When Goldfarb released the door, Bryce Connors slumped to the linoleum floor. He closed his eyes as his face contorted in a grimace. He cradled his genitals, but offered no resistance as Goldfarb cuffed him. Then, while Jackson held the handgun on the sniper, Goldfarb used the handcuffs on the man in the deputy’s uniform.
Goldfarb pulled a wallet from the man’s back pocket. “Deputy Sheriff Mahon. Hey, Jackson, I bet if you look closely enough, you’ll spot his ugly mug in one of Jorgenson’s photos on the wall.”
Jackson turned the sniper around. “Let’s make a phone call. The real sheriff should be interested to know one of his deputies is engaged in extra-curricular activities.”
With the two handcuffed men lying on the living room floor, Goldfarb frisked them for other identification.

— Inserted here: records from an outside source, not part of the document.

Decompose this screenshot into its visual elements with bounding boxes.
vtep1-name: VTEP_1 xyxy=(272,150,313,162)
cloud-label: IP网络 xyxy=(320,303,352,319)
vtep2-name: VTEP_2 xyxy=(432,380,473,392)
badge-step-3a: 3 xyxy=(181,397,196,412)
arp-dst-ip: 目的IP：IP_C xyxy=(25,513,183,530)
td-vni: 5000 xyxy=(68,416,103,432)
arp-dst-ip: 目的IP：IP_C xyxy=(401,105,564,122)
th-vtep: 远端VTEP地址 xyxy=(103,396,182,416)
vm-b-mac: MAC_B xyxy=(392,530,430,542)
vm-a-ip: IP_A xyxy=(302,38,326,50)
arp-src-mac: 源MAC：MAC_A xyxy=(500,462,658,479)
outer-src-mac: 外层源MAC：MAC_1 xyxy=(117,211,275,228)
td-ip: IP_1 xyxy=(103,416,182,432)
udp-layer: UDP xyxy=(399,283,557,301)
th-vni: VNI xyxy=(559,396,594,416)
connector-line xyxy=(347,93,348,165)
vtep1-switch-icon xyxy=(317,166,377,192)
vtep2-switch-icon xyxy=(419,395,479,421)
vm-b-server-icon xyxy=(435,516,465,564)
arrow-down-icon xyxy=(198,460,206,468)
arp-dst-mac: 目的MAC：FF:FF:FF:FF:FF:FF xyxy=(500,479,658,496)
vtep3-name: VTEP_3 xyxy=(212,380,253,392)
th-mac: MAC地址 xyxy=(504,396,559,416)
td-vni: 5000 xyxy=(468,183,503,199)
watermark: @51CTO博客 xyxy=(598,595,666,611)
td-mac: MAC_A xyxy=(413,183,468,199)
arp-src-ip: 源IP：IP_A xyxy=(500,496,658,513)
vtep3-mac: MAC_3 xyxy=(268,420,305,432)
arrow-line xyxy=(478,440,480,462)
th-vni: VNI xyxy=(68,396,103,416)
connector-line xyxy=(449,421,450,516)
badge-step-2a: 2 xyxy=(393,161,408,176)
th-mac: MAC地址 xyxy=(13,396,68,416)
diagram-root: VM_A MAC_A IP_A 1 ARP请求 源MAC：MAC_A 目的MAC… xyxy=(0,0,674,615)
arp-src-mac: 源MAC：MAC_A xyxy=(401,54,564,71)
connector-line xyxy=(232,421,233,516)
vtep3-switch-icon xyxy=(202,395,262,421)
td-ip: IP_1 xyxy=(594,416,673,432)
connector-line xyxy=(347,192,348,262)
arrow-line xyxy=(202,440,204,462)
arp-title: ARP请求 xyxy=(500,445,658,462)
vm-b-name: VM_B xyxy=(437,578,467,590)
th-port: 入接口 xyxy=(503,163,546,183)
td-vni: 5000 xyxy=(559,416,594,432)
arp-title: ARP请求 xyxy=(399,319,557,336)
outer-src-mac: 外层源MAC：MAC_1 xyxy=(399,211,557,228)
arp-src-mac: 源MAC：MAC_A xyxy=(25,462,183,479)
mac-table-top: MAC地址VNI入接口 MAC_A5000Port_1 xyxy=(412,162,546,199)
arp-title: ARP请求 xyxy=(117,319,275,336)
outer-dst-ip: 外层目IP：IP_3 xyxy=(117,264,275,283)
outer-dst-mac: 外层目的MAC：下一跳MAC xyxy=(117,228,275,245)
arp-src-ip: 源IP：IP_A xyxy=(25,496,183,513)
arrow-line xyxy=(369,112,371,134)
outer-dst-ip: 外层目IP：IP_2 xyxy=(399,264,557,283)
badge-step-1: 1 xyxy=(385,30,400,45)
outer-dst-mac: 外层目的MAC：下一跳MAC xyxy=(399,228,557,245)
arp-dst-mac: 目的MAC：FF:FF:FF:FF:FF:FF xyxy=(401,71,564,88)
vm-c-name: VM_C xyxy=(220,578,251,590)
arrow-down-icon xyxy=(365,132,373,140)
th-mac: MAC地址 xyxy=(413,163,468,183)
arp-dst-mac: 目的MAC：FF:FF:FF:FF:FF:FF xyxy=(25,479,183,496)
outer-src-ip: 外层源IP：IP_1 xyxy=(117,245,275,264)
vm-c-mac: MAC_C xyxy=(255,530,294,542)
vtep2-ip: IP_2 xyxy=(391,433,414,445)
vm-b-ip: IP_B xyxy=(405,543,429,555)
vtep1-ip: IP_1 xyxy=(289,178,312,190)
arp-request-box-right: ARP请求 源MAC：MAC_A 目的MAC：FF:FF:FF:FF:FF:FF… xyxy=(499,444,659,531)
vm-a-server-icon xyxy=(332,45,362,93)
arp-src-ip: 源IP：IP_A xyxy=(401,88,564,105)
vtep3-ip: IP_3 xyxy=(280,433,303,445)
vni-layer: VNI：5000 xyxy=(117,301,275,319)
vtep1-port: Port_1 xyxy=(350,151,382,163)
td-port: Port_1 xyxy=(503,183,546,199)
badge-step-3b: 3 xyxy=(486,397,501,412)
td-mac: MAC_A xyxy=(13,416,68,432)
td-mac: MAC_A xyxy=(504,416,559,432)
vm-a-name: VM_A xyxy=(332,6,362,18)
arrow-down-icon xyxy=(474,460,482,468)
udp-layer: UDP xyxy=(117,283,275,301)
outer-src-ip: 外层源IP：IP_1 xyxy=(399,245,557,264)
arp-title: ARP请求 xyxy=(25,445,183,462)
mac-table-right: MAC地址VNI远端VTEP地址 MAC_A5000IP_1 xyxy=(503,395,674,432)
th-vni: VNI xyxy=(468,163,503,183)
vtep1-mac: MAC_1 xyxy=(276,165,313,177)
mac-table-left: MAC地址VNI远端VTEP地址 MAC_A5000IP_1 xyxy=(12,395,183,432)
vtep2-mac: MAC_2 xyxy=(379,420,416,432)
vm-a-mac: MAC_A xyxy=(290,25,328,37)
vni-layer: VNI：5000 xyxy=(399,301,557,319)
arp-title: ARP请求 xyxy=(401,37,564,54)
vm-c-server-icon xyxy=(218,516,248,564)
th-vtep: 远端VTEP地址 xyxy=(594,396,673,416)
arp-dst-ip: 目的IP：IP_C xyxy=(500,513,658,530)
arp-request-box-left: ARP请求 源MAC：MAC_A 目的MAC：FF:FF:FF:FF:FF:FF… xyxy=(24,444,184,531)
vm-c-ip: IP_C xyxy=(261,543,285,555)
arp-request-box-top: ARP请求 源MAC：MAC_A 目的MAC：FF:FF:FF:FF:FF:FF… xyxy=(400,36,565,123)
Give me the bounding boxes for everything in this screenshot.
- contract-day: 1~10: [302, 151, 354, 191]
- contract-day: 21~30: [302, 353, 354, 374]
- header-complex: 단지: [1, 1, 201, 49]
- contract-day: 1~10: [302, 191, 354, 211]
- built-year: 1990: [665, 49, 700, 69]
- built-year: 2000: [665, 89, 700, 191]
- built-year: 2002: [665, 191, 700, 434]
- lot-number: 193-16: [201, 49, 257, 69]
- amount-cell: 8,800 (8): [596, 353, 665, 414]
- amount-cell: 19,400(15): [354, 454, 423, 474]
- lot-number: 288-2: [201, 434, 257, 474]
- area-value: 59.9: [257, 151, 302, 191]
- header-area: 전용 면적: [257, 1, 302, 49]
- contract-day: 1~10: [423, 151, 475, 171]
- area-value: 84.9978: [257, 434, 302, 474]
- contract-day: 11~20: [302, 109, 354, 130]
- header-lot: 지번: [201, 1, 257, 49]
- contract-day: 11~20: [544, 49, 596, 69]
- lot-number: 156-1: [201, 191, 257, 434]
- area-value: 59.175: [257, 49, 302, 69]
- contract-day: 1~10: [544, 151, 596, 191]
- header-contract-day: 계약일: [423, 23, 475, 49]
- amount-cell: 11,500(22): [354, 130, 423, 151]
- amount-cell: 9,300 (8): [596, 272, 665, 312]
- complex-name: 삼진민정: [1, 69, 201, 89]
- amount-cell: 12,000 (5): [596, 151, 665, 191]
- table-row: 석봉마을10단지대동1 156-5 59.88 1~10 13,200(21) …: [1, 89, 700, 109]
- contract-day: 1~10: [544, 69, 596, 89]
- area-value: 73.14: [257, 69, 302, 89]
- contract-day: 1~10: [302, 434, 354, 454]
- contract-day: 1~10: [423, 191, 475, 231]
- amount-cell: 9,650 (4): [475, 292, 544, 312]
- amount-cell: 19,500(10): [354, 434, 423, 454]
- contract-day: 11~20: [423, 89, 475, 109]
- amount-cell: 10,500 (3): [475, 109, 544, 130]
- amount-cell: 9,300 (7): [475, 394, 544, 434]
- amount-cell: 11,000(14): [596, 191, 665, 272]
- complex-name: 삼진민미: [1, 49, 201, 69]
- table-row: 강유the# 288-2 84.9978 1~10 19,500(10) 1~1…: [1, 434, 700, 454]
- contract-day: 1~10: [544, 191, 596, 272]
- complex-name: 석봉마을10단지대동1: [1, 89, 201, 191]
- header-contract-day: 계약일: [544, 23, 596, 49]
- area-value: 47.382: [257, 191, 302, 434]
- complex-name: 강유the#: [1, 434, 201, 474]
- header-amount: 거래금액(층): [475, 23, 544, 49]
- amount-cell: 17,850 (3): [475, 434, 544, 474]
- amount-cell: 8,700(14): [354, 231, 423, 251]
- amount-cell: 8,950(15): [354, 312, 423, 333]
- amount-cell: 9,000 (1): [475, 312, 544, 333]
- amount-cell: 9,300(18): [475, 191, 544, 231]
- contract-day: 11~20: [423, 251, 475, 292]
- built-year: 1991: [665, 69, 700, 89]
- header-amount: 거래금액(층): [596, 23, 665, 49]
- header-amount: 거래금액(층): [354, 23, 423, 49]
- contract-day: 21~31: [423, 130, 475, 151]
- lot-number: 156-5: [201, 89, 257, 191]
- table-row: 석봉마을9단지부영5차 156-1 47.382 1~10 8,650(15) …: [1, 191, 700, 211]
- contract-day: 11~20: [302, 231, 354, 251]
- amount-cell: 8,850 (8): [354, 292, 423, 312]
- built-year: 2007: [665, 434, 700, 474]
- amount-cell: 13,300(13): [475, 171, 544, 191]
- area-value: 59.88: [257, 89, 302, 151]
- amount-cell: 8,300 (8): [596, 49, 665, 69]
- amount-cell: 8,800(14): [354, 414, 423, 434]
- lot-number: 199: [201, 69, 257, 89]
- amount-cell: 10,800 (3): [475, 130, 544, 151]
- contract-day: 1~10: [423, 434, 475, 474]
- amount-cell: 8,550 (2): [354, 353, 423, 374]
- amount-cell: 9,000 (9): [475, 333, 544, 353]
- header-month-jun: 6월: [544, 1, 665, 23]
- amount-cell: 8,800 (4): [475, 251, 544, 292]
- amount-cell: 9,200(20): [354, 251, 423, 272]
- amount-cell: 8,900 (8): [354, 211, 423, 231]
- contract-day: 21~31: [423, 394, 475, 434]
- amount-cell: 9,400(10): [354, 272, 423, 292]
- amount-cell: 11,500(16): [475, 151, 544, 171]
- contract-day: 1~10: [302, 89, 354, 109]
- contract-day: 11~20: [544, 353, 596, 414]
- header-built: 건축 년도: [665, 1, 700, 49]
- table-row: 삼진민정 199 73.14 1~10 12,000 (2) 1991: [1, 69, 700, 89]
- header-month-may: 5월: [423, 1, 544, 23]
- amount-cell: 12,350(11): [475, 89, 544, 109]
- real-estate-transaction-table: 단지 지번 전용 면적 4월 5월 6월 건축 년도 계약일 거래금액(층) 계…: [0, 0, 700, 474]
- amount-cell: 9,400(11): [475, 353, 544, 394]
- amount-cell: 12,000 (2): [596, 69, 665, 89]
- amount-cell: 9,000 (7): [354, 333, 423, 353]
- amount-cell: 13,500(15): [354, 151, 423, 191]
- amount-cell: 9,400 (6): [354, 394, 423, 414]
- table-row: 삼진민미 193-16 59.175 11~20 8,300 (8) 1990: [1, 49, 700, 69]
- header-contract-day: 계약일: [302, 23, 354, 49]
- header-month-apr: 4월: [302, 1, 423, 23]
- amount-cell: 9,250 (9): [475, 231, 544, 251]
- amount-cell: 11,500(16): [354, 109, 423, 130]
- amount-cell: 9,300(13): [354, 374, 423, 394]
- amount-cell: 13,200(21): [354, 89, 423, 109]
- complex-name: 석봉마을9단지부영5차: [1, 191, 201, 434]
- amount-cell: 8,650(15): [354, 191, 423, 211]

Unfortunately, from his tense conversation with Bryce Connors yesterday, Goldfarb suspected that the militia bomber did not know exactly what the Eagle’s Claw intended to do on October 24. But he supposed they would enjoy interrogating him anyway.
Jackson came down the hall, where he had found a box of materials the sniper had been trying to remove from behind a false wall in the bedroom closet. “Look at this.”
Goldfarb glanced at one of the self-published pamphlets, all bearing the image of an eagle with an upraised claw. “Don’t you just hate junk mail?”